Elle a conclu : ‘L’Afrique est le continent le plus menacé par la privatisation de l’éducation, nous avons le plus grand nombre d’enfants non scolarisés. Mais en même temps, nous avons le plus grand nombre de jeunes qui sont l’avenir. Si ces jeunes ne sont pas protégés contre la privatisation de l’éducation, l’avenir du continent sera menacé. »

Diverses études sur les tendances à la privatisation dans le secteur de l’éducation en Afrique

Le coordinateur de l’IERAF, Pedi Anawi, a également présenté les résultats d’études sur les tendances à la privatisation de l’éducation dans divers pays africains, à savoir la Côte d’Ivoire, le Kenya, le Liberia, le Maroc et l’Ouganda.

La privatisation sur le continent en général a également été évaluée, a-t-il dit, citant l’étude sur l’éducation ‘Privatisation en Afrique : tendances actuelles, trajectoires évolutives’ de Curtis Riep, ainsi que les résultats de la recherche régionale africaine ‘Processus/évaluation formative du project Réponse mondiale à la privatisation et la commercialisation de l’éducation pour l’IE Afrique’, par le Dr Limbani Eliya Nsapato.

Ce dernier a évalué la pertinence, l’efficacité, l’efficience et la durabilité du projet Réponse mondiale, ainsi que le renforcement de la capacité des organisations membres de l’IE en Afrique à faire campagne pour un enseignement public de qualité.

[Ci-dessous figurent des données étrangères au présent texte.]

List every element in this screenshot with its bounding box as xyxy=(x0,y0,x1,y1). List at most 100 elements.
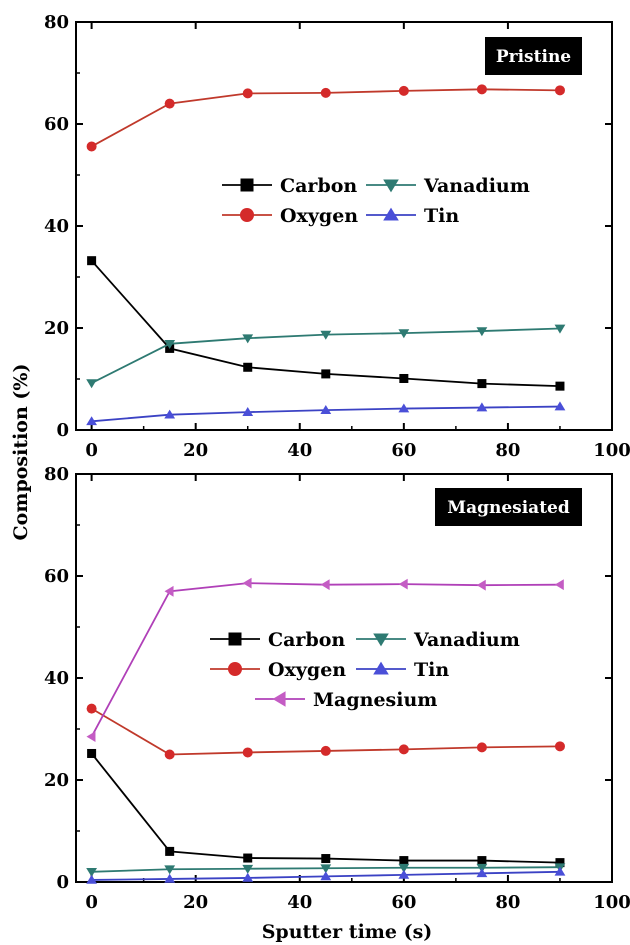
carbon-point xyxy=(321,854,331,864)
legend-label: Carbon xyxy=(268,629,345,651)
panel-title: Magnesiated xyxy=(447,498,570,518)
badge-background xyxy=(485,37,582,75)
legend-marker xyxy=(228,662,242,676)
legend-label: Oxygen xyxy=(280,205,358,227)
y-tick-label: 40 xyxy=(44,216,69,237)
vanadium-point xyxy=(86,379,98,389)
vanadium-point xyxy=(164,339,176,349)
series-carbon xyxy=(87,256,565,391)
legend-marker xyxy=(272,691,286,707)
magnesium-point xyxy=(164,585,174,597)
tin-point xyxy=(164,409,176,419)
legend-entry-vanadium: Vanadium xyxy=(356,629,520,651)
legend-entry-oxygen: Oxygen xyxy=(210,659,346,681)
x-tick-label: 100 xyxy=(593,440,630,461)
carbon-point xyxy=(555,381,565,391)
tin-point xyxy=(398,869,410,879)
series-oxygen xyxy=(86,703,565,760)
x-tick-label: 0 xyxy=(85,892,98,913)
x-tick-label: 100 xyxy=(593,892,630,913)
legend-entry-tin: Tin xyxy=(366,205,459,227)
pristine-panel: 0 20 40 60 80 100 0 20 40 60 80 Carbon Vanadium Oxyge… xyxy=(44,12,630,461)
legend-marker xyxy=(240,208,254,222)
y-tick-label: 0 xyxy=(56,420,69,441)
magnesium-point xyxy=(554,579,564,591)
tin-point xyxy=(554,401,566,411)
vanadium-point xyxy=(398,863,410,873)
magnesium-point xyxy=(86,731,96,743)
vanadium-point xyxy=(86,867,98,877)
panel-title: Pristine xyxy=(496,47,571,67)
carbon-point xyxy=(87,748,97,758)
legend-label: Vanadium xyxy=(423,175,530,197)
legend-marker xyxy=(383,207,399,221)
legend-entry-magnesium: Magnesium xyxy=(255,689,437,711)
legend-entry-carbon: Carbon xyxy=(210,629,345,651)
vanadium-point xyxy=(398,329,410,339)
x-tick-label: 20 xyxy=(183,892,208,913)
tin-point xyxy=(476,402,488,412)
legend-marker xyxy=(373,633,389,647)
y-tick-label: 80 xyxy=(44,464,69,485)
y-tick-label: 40 xyxy=(44,668,69,689)
carbon-point xyxy=(477,379,487,389)
carbon-point xyxy=(87,256,97,266)
oxygen-point xyxy=(320,745,331,756)
oxygen-point xyxy=(398,744,409,755)
vanadium-point xyxy=(242,864,254,874)
series-magnesium xyxy=(86,577,564,743)
legend-marker xyxy=(373,661,389,675)
oxygen-point xyxy=(86,703,97,714)
legend-entry-vanadium: Vanadium xyxy=(366,175,530,197)
vanadium-point xyxy=(320,864,332,874)
tin-point xyxy=(320,871,332,881)
tin-point xyxy=(242,872,254,882)
panel-title-badge: Magnesiated xyxy=(435,488,582,526)
magnesium-point xyxy=(476,579,486,591)
legend-entry-oxygen: Oxygen xyxy=(222,205,358,227)
oxygen-point xyxy=(398,85,409,96)
y-tick-label: 20 xyxy=(44,770,69,791)
magnesium-point xyxy=(242,577,252,589)
vanadium-point xyxy=(476,327,488,337)
legend-marker xyxy=(228,632,242,646)
tin-point xyxy=(86,874,98,884)
y-tick-label: 60 xyxy=(44,114,69,135)
vanadium-point xyxy=(320,330,332,340)
y-axis-title: Composition (%) xyxy=(10,364,32,541)
oxygen-point xyxy=(242,88,253,99)
carbon-line xyxy=(90,260,560,388)
oxygen-point xyxy=(476,742,487,753)
x-tick-label: 60 xyxy=(391,892,416,913)
carbon-point xyxy=(243,362,253,372)
oxygen-point xyxy=(476,84,487,95)
carbon-point xyxy=(321,369,331,379)
legend-label: Tin xyxy=(424,205,459,227)
x-axis-title: Sputter time (s) xyxy=(262,921,433,943)
tin-point xyxy=(86,416,98,426)
legend-label: Carbon xyxy=(280,175,357,197)
oxygen-point xyxy=(86,141,97,152)
y-tick-label: 0 xyxy=(56,872,69,893)
series-tin xyxy=(86,401,566,426)
x-tick-label: 40 xyxy=(287,892,312,913)
legend: Carbon Vanadium Oxygen Tin Magnesium xyxy=(210,629,520,711)
magnesium-point xyxy=(320,579,330,591)
y-tick-label: 80 xyxy=(44,12,69,33)
series-carbon xyxy=(87,748,565,868)
tin-point xyxy=(320,404,332,414)
carbon-point xyxy=(399,856,409,866)
carbon-point xyxy=(243,853,253,863)
vanadium-point xyxy=(242,334,254,344)
legend-label: Oxygen xyxy=(268,659,346,681)
y-tick-label: 20 xyxy=(44,318,69,339)
series-vanadium xyxy=(86,324,566,389)
badge-background xyxy=(435,488,582,526)
legend-marker xyxy=(240,178,254,192)
carbon-point xyxy=(165,846,175,856)
x-tick-label: 80 xyxy=(495,892,520,913)
tin-point xyxy=(398,403,410,413)
x-tick-label: 40 xyxy=(287,440,312,461)
tin-point xyxy=(554,866,566,876)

L’étude a clairement démontré que la campagne Réponse mondiale reste pertinente tant que les tendances à la privatisation et à la commercialisation de l’éducation sont fortes.

Anawi a enfin souligné que « dans l’ensemble, la recherche indique que les inscriptions dans les écoles privées font désormais partie de ce que l’on appelle l’industrie mondiale de l’éducation, où l’éducation est soumise à la commercialisation ».

Prochaines étapes de la mobilisation en faveur d’un financement accru de l’enseignement public

Pour faire avancer le nouveau programme de financement de l’éducation, Sinyolo a invité les organisations membres à effectuer une évaluation rapide afin d’identifier les problèmes actuels, les tendances et les impacts et les moteurs de la privatisation, ainsi que l’engagement du gouvernement en faveur du financement de l’éducation ; et à organiser un événement national autour de la campagne.